Bug 463859

Summary: valgrind hangs and is totally unresponsive running a very "simple" Rust program that uses glommio
Product: [Developer tools] valgrind Reporter: vlovich
Component: generalAssignee: Julian Seward <jseward>
Status: RESOLVED FIXED    
Severity: normal CC: mark, pjfloyd
Priority: NOR    
Version: 3.19.0   
Target Milestone: ---   
Platform: Arch Linux   
OS: Linux   
Latest Commit: Version Fixed In:
Sentry Crash Report:
Attachments: Repro test case

Description vlovich 2023-01-05 04:02:51 UTC
Created attachment 155045 [details]
Repro test case

SUMMARY
I have a very "simple" program that uses the ChannelMesh functionality of glommio. When run under valgrind, the test code 

STEPS TO REPRODUCE
1. Install rust
2. Decompress the file (it has a nested folder of the same name)
3. cargo build
4. valgrind target/debug/valgrind-deadlock

OBSERVED RESULT
Valgrind hangs pretty quickly and is totally unresponsive - ctrl-c doesn't work and I have to `pkill -9 -f valgrind`.
```
valgrind --fair-sched=yes target/debug/valgrind-deadlock
==852776== Memcheck, a memory error detector
==852776== Copyright (C) 2002-2022, and GNU GPL'd, by Julian Seward et al.
==852776== Using Valgrind-3.19.0 and LibVEX; rerun with -h for copyright info
==852776== Command: target/debug/valgrind-deadlock
==852776== 
Started thread 2
Started thread 1
^C^C^ZKilled
```

EXPECTED RESULT
The program completes successfully and valgrind is responsive (i.e. ctrl-c will work).

SOFTWARE/OS VERSIONS
Linux/KDE Plasma: 
(available in About System)
KDE Plasma Version: 5.26.5
KDE Frameworks Version: 5.101.0
Qt Version: 5.15.7

ADDITIONAL INFORMATION
Kernel: 6.0.8-arch1-1 (64-bit)
Processors: 12 x Intel i7-10750H CPU @ 2.6 GHz
Memory: 31.1 GiB of RAM

I've also tried with `--fair-sched=yes` and that has no effect.

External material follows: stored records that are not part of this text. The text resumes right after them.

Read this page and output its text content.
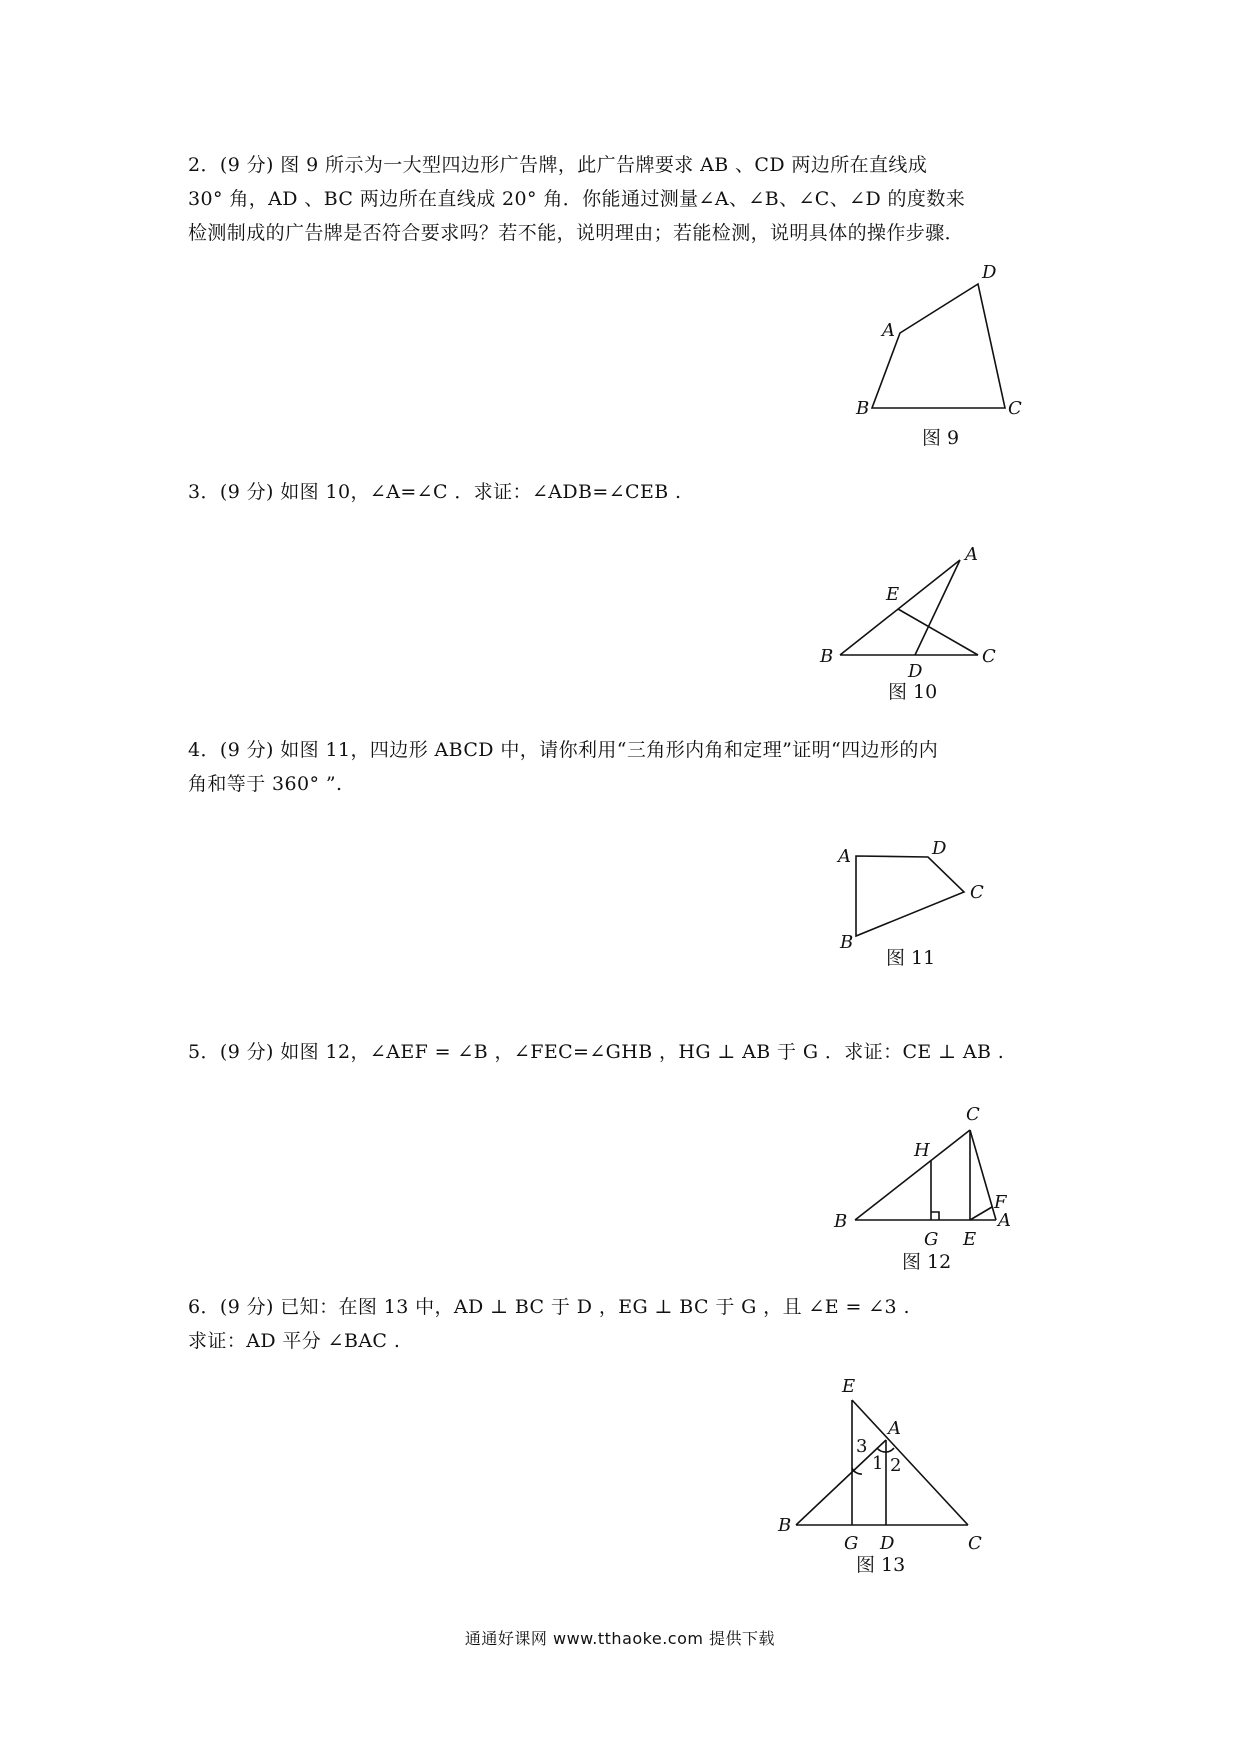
2．(9 分) 图 9 所示为一大型四边形广告牌，此广告牌要求 AB 、CD 两边所在直线成
30° 角，AD 、BC 两边所在直线成 20° 角．你能通过测量∠A、∠B、∠C、∠D 的度数来
检测制成的广告牌是否符合要求吗？若不能，说明理由；若能检测，说明具体的操作步骤．
A
D
B	C
图 9
3．(9 分) 如图 10，∠A=∠C ．求证：∠ADB=∠CEB .
A
E
B	C
D
图 10
4．(9 分) 如图 11，四边形 ABCD 中，请你利用“三角形内角和定理”证明“四边形的内
角和等于 360° ”.
A	D
C
B
图 11
5．(9 分) 如图 12，∠AEF = ∠B ，∠FEC=∠GHB ，HG ⊥ AB 于 G ．求证：CE ⊥ AB .
C
H
F
A
B
G E
图 12
6．(9 分) 已知：在图 13 中，AD ⊥ BC 于 D ，EG ⊥ BC 于 G ，且 ∠E = ∠3 .
求证：AD 平分 ∠BAC .
E
A
3
1 2
B
G D	C
图 13
通通好课网 www.tthaoke.com 提供下载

It looks like a thread is never getting started and thus the main thread is stuck waiting for it to start. We've not been able to find any documentation online that might explain this behavior / what's happening.
Comment 1 vlovich 2023-01-05 04:03:08 UTC
glommio bug tracking this: https://github.com/DataDog/glommio/issues/582
Comment 2 vlovich 2023-01-05 04:08:00 UTC
Also what may be relevant about this framework is that each thread has a separate io_uring poll loop and that's how all the IPC socket comms between threads are happening. So I wonder if it's something to do with valgrind / io_uring interop somehow?
Comment 3 vlovich 2023-01-05 04:15:57 UTC
Also repros on valgrind-git package (valgrind-git-3.20.0.r9.g0811a612d-1) which when run prints Valgrind-3.21.0.GIT
Comment 4 Mark Wielaard 2023-11-08 10:59:24 UTC
See also Bug #439226 Multiple io_urings per thread not supported
and Bug #428364 Signals inside io_uring_enter not handled
Comment 5 Paul Floyd 2023-11-18 12:17:39 UTC
The patch from https://bugs.kde.org/show_bug.cgi?id=428364 seems to also fix this.
When I try to reproduce a single ctrl-c is enough to interrupt the process.